Expedited removal, created by Congress in 1996, allows for the summary removal of asylum seekers without safeguards such as judicial review. On July 22, 2019, the Trump administration announced the vast expansion of expedited removal. Instead of applying to a circumscribed population—individuals 100 miles from the border who had been in the U.S. for 14 days or fewer—the summary removal process would now apply anywhere in the U.S. to individuals who had been in the country for two years or fewer. While a lawsuit brought by the ACLU temporarily paused implementation of the order, the Supreme Court lifted the pause last year.

Biden’s executive action instructs the secretary of homeland security to “consider whether to modify, revoke, or rescind” the procedures for individuals placed in expedited removal proceedings. It also asks the secretary to recommend a more efficient and orderly process “that facilitates timely adjudications and adherence to standards of fairness and due process.”

Like many of the other regulations Biden has instructed DHS to review and unwind, rescinding the designation titled “Designating Aliens for Expedited Removal” could take several months or years. In the meantime, asylum seekers remain vulnerable to a fast-track deportation system. 

Safe Third Country Agreements

In an effort to deter Central American asylum seekers from seeking humanitarian protection in the United States, the Trump administration entered into Asylum Cooperative Agreements with Guatemala, El Salvador and Honduras that forced individuals fleeing for their lives to seek asylum in the very countries they fled. 

Biden’s executive order directs the attorney general and the secretary of homeland security to “promptly review and determine” whether to rescind the interim final rule, “Implementing Bilateral and Multilateral Asylum Cooperative Agreements Under the Immigration and Nationality Act,” as well as any agency memoranda or guidance issued in reliance on that rule. Subsequently, the State Department issued a stronger statement on Feb. 6, announcing the immediate suspension and eventual termination of the Asylum Cooperative Agreements. Although the agreements have been suspended, unwinding the rule will take much longer. Meanwhile, the legality of the rule and implementation of the agreements have been challenged in the U.S. Court of Appeals for the D.C. Circuit. The lawsuit may present an opportunity for the plaintiffs—asylum seekers and advocacy organizations—to work with the government to rescind the rule itself. 

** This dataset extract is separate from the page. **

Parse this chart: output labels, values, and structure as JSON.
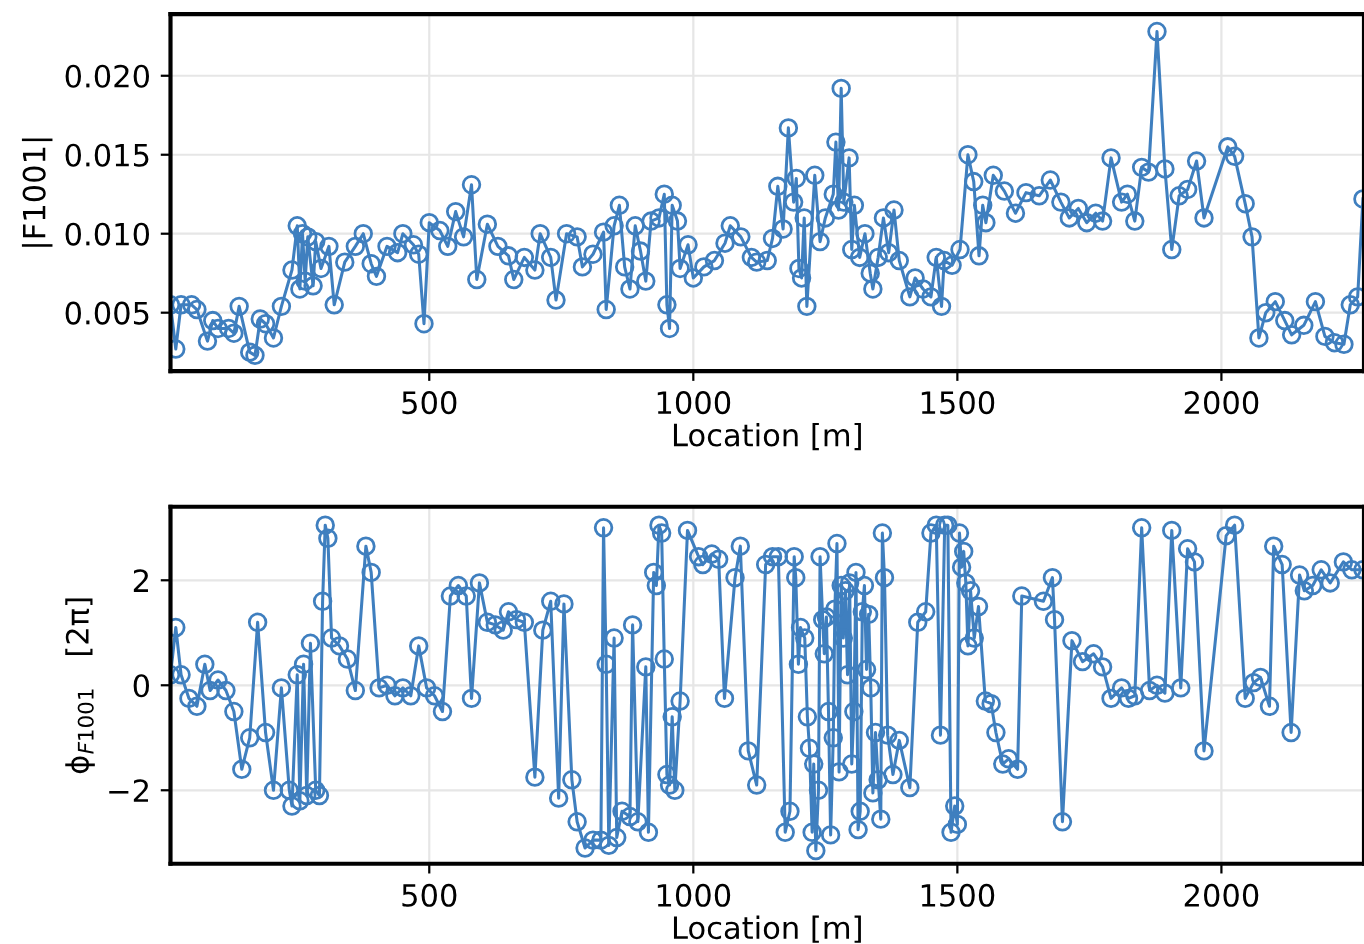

Transfers under the U.S.-Guatemala Asylum Cooperative Agreement had been paused since mid-March 2020 due to the coronavirus, and the agreements with El Salvador and Honduras were never implemented.

Asylum Eligibility

Under the Immigration and Nationality Act, the attorney general has broad authority to reopen and refer to himself or herself cases previously decided by the Board of Immigration Appeals. Pushing the limits of his authority, former Attorney General Jeff Sessions certified several cases, including Matter of A-B- (2018)—a case that centers on a woman who fled El Salvador following escalating threats and persecution from her husband—in order to drastically limit asylum for victims of private criminal activity (as opposed to state-sponsored persecution). Although many courts have held that Matter of A-B- does not substantively change asylum law, some courts have interpreted the decision to vastly narrow asylum eligibility for victims of gender-based and gang violence. Matter of A-B- has thus created uncertainty in asylum law and limited the kinds of claims asylum seekers can successfully bring. During Trump’s final days in office, then-Acting Attorney General Jeffrey Rosen issued a new ruling in Matter of A-B-, reaffirming Sessions’s decision and creating additional barriers for asylum seekers.